Abstract

The strengthening carbon mitigation efforts to meet the 1.5 °C target requires the development of zero/negative CO2 emission technologies to eliminate large direct CO2 emissions from fossil-fuel fired power stations. Amine scrubbing is a dominant technology to capture CO2 from fossil-fuel power stations, but its application in achieving zero/negative emission in power stations is rarely reported. The present study investigates the MEA-based technologies to achieve zero and negative CO2 emission in coal-fired power stations, and their techno-economic performance was evaluated in detail. These zero/negative-emission technologies include 99.7% CO2 capture from flue gas (zero emission), biomass cocombustion with coal integrated with CO2 capture at ratios of 10% biomass/90% CO2 capture and 5% biomass/95% CO2 capture (zero-emission), and 10% biomass/95% CO2 capture for negative-emission power station. Our investigation revealed that these zero/negative-emission technologies are technically and economically viable, and their CO2 avoided costs did not significantly increase compared to the standard 90% CO2 capture.
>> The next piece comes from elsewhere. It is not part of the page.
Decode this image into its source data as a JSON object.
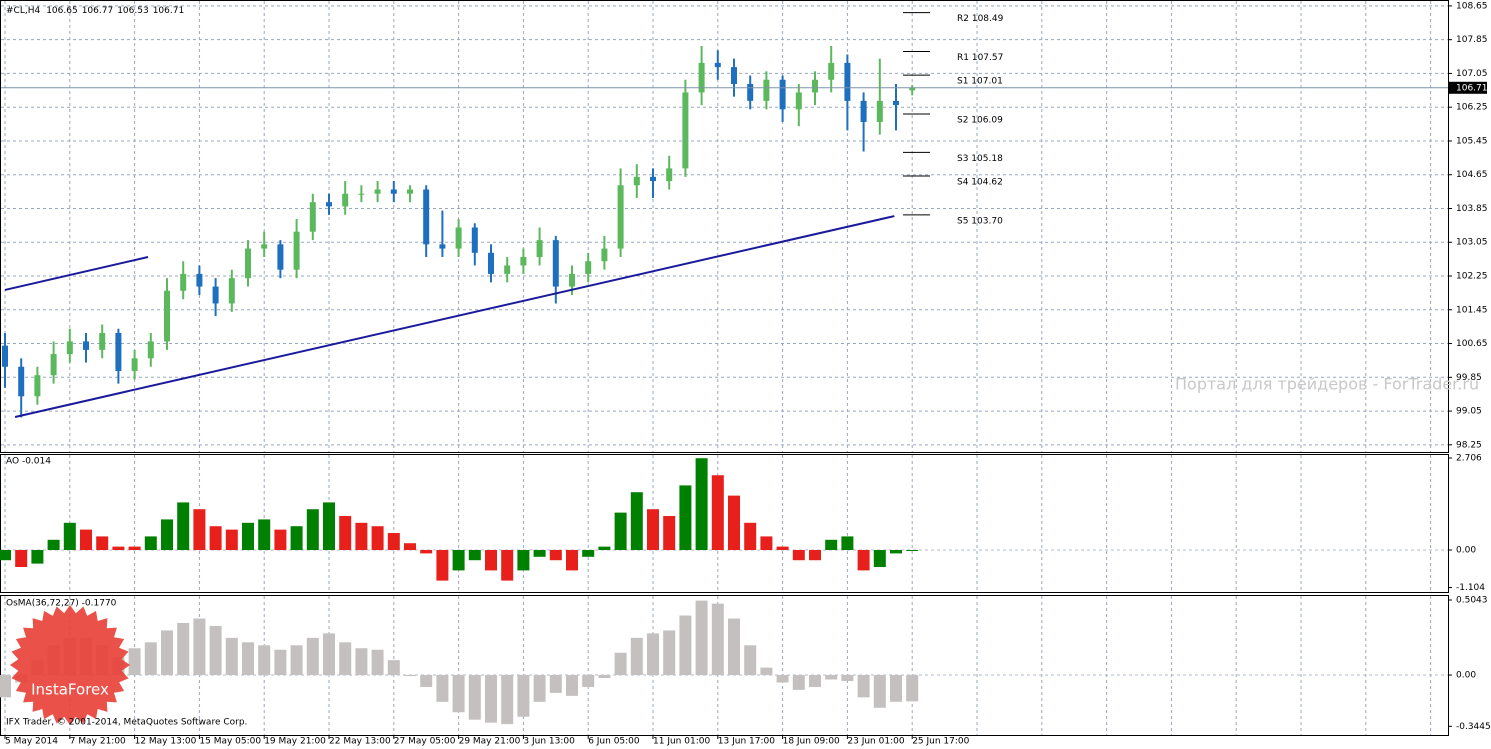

The CO2 avoided cost for 99.7%-capture is estimated at $66.5/tonne CO2, which is $2.6/tonne CO2 higher than that of 90%-capture. The biomass cocombustion zero/negative-emission technologies show better economic performance with CO2 avoided cost of $64.1-64.8/tonne CO2, which is only $0.2-0.7/tonne CO2 higher than the standard 90%-capture. These results indicate that the amine-based CO2 capture integrated with biomass cocombustion technology would be economically competitive to achieve zero or even negative CO2 emissions in coal-fired power stations.